就如本書作者廖瞇所說,這本書的寫作之所以困難或許是雜揉了三條能獨立看待卻又在細微之處彼此影響的故事線:作者的父母小廖與阿美的故事、攝影沖印器材的知識和技術發展歷史、三叔公攝影家李鳴鵰的生涯。
這三條線讓廖瞇在寫作的初期一直摸不著頭緒,無法決定何些細節要保留,何者要刪去,申請補助的初稿竟然達到了十四萬字,幾乎是最後出版成書的兩倍字數。廖瞇遇到這樣奢侈的難題(寫作的人往往是苦思不出,而作者竟是字數太多,不知何者該刪)他回到自己身上,詢問內心,這次書寫對自己最重要的是什麼?於是父母的故事變成了主線,攝影的技術發展史以及李鳴雕的生涯則成為了支線,這本書的主幹和枝椏也終於成形。廖瞇在這本書的寫作當中,使用了不少的「我」。是以自己作爲出發點望出去的視野:「我原以爲...」、「我看著...」、「我的...」,這讓一切的故事有了一位說話的聲音。小廖與阿美、李鳴雕、甚至是物件、攝影機、底片和沖印器材,都是由作者以自身為度,衡算出的各種關係。但這不是理性的估算距離關係,而是回到自己情感中,有父母也有像陌生人的親戚也有鑲嵌在成長環境的場景和物件記憶。讀著廖瞇的文字,和他一起挖掘和理解這些關於個人記憶,又牽連著台灣的大環境歷史:從日治時期的1920年代經過二戰到了戰後的戒嚴和解嚴六零、七零、八零,一直到兩千年數位相機逐漸取代機械底片相機的二十一世紀。

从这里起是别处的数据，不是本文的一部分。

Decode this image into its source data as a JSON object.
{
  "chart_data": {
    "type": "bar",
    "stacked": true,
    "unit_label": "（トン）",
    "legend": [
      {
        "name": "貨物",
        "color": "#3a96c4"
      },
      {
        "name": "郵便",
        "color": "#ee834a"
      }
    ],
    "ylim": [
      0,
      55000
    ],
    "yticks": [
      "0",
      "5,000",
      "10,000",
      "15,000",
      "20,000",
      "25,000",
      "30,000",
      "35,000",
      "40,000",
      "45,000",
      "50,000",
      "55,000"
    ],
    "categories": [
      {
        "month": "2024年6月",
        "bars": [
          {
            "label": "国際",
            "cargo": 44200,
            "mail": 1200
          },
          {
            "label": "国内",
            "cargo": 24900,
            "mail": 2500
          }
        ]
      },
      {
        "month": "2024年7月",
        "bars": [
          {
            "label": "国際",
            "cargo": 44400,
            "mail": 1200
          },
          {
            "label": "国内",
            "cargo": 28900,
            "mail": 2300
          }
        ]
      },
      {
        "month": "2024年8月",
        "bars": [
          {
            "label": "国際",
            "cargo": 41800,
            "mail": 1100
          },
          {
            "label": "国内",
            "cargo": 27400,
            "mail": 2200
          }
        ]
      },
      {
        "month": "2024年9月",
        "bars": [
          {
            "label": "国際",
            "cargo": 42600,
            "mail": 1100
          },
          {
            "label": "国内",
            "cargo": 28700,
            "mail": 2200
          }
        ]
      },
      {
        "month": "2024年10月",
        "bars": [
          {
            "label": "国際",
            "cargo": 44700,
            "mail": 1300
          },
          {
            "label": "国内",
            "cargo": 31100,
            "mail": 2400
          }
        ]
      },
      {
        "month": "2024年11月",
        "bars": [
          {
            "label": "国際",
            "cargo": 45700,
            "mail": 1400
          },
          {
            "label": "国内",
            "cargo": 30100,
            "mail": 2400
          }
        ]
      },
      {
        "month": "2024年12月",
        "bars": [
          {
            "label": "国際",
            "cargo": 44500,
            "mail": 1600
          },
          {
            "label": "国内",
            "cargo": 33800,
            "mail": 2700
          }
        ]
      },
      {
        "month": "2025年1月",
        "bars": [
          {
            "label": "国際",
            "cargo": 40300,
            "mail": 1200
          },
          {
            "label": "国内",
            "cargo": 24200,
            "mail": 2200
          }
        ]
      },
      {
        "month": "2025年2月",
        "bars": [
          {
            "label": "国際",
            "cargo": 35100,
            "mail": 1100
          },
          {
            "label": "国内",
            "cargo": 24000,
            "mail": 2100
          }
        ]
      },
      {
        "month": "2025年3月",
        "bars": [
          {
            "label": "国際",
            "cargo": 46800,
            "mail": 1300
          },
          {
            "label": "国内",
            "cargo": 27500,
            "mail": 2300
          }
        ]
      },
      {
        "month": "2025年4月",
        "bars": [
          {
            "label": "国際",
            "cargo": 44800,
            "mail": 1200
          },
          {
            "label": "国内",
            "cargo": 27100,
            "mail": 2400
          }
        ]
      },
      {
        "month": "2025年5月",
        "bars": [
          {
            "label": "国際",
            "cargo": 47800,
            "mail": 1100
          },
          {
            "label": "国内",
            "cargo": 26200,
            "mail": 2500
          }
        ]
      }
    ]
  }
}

作者也試圖在兩條故事線當中找出李鳴雕和小廖的相同之處,同樣都在十幾歲的少年時期當起學徒,只是一位是在日治時期的「寫真館」,另一位已是在國民政府來台的「公司」。廖瞇在本書的前半段,介紹起李鳴雕和小廖時做了不少如此共時性(synchronicity)的對照和呼應,讓兩人的故事和攝影這條線漸漸在讀者閱讀本書的過程中交織,並不時加入先前提到的「我」的思考:「我原以為戰亂會限縮人生的自由,但李鳴雕反而在這樣的實地遇到了機會。」、「小廖的回答令我感覺微妙。」、「我感覺到小廖的樂天,但並不明白他真正的感受。」本書的敘事因此形成一種厚度,讀起來具有層次,而廖瞇的文字平易近人,直接明確,更是幫助了讀者自然的進入交錯的故事之中,不會有尚須消化文字的困擾。
對於台灣的中文出版界來說,關於攝影史的書籍實在太少了,現有的又多數是因學術研究的需求而生。因此廖瞇這本書的出現,顯得特別和重要,讓一般大眾能夠輕鬆的消化和認識關於家族的書寫也關於攝影技術的本地發展以及名人攝影家的小道歷史。